The original meaning of a patent medicine in the UK is a medicine that has been granted a royal patent. The term soon became generic, and, as it turns out, very few of these mass-produced pre-packaged medicines had ever received one of these royal patents. What made these drugs particularly difficult to monitor and police, however, was the characteristic feature of a generic patent medicine: that the producers did not list the ingredients (in order to avoid competitors producing counterfeit versions), and so it was hard to know what was in them. Nevertheless, legislation was important to the patent medicines market, albeit fiscal rather than public-health legislation, particularly the introduction of the Medicine Excise Stamp associated with a new stamp duty in 1783. This tax measure was aimed at raising funds from a thriving market, and, despite a slow start, it seems to have been quite successful. Although it was just an acknowledgement that the product’s owner had paid the appropriate tax, in the eyes of the public the excise stamp seems to have become an ersatz for the official approval of a medicine (although no approval system was in place), and the stamp itself regularly featured in newspaper advertisements for the product.

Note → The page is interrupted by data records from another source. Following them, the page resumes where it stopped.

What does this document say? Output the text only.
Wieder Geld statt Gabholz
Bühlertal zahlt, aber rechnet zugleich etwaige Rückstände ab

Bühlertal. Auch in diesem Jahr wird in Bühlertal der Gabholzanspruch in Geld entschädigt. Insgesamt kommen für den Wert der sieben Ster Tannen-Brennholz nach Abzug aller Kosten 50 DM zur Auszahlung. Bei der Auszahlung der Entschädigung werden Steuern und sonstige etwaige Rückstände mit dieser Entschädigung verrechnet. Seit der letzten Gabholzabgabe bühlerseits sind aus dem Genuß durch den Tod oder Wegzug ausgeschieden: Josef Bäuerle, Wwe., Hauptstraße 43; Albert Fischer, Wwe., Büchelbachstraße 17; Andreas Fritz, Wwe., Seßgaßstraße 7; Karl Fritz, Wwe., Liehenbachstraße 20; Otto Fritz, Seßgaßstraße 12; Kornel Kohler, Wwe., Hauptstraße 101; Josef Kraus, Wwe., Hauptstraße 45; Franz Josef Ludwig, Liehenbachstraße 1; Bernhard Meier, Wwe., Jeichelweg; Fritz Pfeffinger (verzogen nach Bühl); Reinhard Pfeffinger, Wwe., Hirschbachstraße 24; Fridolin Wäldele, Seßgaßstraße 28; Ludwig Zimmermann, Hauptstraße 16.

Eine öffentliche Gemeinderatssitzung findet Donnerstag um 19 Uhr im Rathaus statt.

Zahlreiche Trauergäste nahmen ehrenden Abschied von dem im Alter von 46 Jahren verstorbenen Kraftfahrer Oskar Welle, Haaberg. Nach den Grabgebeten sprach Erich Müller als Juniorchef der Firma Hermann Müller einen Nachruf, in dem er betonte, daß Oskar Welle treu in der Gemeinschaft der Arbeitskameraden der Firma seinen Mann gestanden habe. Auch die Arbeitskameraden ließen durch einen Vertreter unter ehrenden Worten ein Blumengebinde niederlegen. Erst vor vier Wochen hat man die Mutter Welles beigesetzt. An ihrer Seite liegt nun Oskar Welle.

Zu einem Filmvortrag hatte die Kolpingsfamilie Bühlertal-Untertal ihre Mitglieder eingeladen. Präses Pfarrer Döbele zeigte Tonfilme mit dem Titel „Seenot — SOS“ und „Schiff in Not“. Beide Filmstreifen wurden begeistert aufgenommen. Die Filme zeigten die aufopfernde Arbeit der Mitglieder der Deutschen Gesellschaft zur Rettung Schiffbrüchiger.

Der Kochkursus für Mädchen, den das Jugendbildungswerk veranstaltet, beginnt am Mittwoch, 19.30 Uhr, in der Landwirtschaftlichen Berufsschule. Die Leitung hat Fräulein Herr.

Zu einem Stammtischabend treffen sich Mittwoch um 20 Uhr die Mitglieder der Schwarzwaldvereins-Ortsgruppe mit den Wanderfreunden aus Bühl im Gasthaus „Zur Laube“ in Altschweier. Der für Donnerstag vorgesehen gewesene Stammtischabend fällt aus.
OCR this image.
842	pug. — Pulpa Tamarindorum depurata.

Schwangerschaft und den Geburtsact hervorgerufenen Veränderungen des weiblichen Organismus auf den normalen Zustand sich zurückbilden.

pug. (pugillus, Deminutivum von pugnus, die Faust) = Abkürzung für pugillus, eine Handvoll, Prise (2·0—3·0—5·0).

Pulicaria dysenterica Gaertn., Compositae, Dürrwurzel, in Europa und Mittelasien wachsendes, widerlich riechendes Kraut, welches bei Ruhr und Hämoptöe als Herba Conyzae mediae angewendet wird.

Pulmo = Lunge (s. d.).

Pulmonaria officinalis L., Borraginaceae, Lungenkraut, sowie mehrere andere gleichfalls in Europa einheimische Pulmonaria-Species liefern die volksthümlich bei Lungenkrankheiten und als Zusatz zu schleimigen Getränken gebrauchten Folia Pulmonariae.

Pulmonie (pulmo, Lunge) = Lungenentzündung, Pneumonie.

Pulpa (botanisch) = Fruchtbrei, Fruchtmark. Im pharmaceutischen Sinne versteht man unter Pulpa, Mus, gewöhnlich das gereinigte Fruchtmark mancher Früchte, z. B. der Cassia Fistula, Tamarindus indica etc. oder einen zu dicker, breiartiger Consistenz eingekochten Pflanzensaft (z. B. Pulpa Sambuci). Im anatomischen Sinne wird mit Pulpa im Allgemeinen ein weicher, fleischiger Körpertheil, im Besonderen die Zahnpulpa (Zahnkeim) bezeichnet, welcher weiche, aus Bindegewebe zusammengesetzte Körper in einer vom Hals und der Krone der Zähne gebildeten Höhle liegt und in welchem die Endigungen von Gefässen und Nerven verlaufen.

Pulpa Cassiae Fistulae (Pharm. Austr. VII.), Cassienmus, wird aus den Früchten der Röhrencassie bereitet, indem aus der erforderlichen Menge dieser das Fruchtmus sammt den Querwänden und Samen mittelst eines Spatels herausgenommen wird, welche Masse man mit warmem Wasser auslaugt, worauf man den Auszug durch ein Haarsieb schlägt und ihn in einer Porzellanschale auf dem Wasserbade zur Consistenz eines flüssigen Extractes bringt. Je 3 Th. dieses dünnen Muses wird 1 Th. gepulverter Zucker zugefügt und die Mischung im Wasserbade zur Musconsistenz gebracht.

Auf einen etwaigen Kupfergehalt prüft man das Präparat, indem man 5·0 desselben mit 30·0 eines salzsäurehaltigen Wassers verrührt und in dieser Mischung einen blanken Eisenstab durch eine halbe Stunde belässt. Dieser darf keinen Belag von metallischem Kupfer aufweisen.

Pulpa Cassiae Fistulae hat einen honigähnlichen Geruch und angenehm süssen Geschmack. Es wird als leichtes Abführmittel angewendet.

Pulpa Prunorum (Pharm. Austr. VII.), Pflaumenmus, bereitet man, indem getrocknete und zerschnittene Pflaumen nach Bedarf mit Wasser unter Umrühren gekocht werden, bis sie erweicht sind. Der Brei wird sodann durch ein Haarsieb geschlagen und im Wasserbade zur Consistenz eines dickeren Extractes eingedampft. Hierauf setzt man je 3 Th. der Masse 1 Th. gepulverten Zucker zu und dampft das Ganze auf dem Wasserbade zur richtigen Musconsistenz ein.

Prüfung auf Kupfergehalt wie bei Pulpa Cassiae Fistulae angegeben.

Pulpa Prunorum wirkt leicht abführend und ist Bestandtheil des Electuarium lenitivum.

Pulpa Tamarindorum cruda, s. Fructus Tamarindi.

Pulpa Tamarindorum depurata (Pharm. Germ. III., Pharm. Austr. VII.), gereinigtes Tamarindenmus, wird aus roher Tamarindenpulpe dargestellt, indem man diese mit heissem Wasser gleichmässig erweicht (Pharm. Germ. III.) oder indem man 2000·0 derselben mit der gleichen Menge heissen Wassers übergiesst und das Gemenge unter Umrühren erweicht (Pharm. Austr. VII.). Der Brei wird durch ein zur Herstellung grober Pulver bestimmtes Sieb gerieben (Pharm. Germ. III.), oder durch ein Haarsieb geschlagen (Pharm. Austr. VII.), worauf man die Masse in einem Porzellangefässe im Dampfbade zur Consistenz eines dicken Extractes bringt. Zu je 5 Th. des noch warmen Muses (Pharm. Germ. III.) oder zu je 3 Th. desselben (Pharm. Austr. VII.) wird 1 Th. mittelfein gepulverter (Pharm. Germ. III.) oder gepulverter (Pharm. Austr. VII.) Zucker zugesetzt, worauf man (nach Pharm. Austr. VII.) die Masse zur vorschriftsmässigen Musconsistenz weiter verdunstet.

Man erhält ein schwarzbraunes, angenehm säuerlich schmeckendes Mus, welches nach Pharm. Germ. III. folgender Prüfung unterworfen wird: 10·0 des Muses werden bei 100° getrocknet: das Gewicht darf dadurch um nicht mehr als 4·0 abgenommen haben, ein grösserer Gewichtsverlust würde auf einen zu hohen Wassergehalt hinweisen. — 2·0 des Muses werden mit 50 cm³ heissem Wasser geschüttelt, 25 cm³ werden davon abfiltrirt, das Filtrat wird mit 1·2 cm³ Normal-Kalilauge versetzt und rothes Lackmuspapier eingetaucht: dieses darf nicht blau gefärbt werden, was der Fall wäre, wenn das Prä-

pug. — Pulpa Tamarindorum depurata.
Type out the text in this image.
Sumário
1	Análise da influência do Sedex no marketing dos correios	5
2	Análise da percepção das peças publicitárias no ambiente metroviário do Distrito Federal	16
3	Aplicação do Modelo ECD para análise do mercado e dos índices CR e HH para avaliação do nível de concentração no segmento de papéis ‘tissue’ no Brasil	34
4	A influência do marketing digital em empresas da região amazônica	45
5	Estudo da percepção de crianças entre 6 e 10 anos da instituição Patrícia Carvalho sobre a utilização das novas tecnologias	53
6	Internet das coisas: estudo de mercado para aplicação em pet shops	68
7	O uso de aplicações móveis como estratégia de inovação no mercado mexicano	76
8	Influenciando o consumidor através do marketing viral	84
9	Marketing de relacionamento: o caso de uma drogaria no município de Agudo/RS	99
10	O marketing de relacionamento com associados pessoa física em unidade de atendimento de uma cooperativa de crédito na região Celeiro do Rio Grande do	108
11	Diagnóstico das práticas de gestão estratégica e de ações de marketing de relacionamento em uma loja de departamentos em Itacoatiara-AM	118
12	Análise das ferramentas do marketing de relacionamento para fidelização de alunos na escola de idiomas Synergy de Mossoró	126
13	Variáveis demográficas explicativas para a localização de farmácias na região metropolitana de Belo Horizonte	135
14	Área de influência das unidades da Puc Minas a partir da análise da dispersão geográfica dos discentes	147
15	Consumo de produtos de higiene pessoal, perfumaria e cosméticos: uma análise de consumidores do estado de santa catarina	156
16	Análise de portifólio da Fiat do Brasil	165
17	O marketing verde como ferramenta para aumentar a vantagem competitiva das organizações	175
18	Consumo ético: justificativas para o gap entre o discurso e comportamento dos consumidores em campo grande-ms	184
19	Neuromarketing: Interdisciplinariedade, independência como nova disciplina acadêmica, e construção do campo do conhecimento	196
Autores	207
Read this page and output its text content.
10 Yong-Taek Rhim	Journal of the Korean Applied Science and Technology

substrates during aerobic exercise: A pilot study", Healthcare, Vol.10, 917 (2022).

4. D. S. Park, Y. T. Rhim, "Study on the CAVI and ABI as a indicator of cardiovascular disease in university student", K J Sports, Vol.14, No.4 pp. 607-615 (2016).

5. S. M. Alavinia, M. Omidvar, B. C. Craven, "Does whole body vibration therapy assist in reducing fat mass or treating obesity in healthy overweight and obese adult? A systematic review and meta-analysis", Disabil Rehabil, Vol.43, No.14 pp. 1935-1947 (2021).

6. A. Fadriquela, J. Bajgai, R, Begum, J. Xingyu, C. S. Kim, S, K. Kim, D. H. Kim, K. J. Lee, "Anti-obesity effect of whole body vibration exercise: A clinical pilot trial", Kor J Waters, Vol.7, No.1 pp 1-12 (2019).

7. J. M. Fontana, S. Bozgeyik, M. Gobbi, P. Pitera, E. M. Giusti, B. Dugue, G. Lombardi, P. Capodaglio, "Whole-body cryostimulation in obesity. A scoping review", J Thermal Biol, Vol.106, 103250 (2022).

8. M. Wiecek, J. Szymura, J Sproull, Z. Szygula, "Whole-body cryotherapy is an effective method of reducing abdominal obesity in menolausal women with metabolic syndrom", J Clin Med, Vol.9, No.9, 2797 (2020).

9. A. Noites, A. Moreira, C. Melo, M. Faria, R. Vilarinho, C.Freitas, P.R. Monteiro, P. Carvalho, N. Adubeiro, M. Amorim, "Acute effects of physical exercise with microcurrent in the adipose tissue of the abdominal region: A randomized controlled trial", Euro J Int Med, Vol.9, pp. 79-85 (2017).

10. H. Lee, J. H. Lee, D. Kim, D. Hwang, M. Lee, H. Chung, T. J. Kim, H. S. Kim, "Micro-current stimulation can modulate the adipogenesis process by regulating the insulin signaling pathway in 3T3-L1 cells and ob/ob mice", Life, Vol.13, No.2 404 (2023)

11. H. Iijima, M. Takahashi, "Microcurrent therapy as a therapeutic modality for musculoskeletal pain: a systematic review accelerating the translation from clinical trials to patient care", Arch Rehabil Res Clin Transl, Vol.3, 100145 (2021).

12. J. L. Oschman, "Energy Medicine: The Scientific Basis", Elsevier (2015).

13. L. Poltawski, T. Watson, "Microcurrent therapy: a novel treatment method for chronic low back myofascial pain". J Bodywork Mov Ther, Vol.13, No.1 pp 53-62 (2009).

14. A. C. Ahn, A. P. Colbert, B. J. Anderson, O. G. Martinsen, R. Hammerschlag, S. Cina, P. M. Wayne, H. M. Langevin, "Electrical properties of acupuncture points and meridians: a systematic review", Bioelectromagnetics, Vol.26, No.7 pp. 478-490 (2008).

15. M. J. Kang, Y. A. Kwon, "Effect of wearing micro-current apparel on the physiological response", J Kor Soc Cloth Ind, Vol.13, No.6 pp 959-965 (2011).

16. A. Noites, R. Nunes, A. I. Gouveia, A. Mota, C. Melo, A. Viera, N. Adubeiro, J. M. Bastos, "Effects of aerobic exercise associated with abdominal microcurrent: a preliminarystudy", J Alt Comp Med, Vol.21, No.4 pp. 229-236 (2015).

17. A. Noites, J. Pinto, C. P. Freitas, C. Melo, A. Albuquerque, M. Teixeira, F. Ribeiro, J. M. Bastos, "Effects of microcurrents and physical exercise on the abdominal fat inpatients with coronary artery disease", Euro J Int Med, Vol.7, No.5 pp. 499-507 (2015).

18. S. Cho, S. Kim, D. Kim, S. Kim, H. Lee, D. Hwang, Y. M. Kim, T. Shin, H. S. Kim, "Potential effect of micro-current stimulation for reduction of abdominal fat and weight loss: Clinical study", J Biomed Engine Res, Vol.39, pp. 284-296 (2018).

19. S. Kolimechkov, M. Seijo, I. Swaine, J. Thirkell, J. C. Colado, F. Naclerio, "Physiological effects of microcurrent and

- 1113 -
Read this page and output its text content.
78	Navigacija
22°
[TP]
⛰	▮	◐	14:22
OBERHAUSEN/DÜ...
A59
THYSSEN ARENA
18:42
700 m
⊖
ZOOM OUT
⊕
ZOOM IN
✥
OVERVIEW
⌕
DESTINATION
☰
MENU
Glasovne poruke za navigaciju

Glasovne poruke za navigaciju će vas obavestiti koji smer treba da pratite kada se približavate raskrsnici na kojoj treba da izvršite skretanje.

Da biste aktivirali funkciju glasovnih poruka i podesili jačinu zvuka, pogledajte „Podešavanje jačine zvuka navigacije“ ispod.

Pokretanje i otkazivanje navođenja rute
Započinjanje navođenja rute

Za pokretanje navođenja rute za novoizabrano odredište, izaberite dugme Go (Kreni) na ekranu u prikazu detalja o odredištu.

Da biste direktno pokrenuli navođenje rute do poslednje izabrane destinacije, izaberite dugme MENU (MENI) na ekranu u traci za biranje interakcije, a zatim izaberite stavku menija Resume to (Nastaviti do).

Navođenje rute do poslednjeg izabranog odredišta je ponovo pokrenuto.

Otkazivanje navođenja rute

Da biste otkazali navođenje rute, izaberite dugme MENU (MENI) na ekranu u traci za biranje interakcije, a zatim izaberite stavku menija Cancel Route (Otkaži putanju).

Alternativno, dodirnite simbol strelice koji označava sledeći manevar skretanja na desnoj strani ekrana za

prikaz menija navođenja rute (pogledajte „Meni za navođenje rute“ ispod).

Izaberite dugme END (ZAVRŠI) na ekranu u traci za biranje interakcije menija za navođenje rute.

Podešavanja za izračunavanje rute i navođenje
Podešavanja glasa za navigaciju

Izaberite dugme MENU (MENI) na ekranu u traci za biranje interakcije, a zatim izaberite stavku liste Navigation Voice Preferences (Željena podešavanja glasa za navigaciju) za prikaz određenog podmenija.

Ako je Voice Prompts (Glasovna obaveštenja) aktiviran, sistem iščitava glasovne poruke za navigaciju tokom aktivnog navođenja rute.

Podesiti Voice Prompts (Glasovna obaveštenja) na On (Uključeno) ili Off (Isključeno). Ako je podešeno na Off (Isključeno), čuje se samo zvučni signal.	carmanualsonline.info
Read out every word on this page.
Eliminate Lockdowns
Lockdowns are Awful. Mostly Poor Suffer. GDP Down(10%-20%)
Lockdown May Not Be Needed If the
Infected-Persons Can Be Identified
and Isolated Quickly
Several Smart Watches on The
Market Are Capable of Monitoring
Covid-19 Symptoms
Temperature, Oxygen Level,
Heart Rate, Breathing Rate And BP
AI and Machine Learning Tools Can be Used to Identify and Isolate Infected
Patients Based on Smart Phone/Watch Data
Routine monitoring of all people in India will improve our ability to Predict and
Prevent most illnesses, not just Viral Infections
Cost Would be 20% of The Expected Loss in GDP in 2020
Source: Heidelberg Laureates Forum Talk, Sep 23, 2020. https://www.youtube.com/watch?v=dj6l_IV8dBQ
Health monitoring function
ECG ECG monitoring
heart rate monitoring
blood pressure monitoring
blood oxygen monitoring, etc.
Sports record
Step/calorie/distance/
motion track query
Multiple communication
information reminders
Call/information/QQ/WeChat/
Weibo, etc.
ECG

Mackintosh has also undertaken a systematic sampling of a number of local newspapers, the Leeds Intelligencer, Leeds Mercury, Aris’s Birmingham Gazette and the Salisbury and Winchester Journal, to assess the reality of what is found in the advertisements for these patent medicines. Once again, his empirical approach allows him to demolish several myths that have been propagated by well-known historians of medicine: that patent medicines were usually presented as panaceas and that they were principally marketed by using testimonials from authority figures, to name but two. Of course, the advertisements that make wildly unrealistic claims and cite colourful personalities in support of their effectiveness are the ones that strike any casual reader who looks through these newspapers, and they are also the ones that make it into general medical history texts. Mackintosh mentions Roy Porter in this context, but underlines that although he might have fallen into this trap, he was one of the few historians to have taken a serious interest in the patent medicine business (Porter 1989).

Given his systematic empirical approach to inventorying the content of these advertisements, Mackintosh is quite right to underline that it is a fallacy to take these attention-grabbing ads as the norm, and to conclude, quite wrongly, that the patent medicine business was all about quackery and fantastic overblown claims. The advertisements mostly relied on plain informative accounts of who produced the medicines and where they could be purchased. Of course, the colourful figures and the exaggerated claims are the ones that are usually cited by historians, but they are unrepresentative of a serious and essentially respectable business.

Another novel observation supported by his study of the market is that the patent medicine trade was closely linked to the print trade. Despite Mackintosh’s imagination thesis that claims a necessary functional connection between the two, the link seems to be one based on the similarity of the products (centrally produced, before being distributed for repeated individual domestic consumption). Thus, the patent medicine trade could capitalise on the distribution and sales networks already in place for books and newspapers, and we might not have to postulate any deeper mutual dependence between the products.

Overall, Mackintosh offers us a very interesting bottom-up approach to the history of medicines that provides a model for those with the patience and commitment to pull together the diverse sources of empirical data that are available in archives around the world. Through this painstaking empirical research, Mackintosh has provided invaluable information about the reality of the medicines business in eighteenth-century Britain.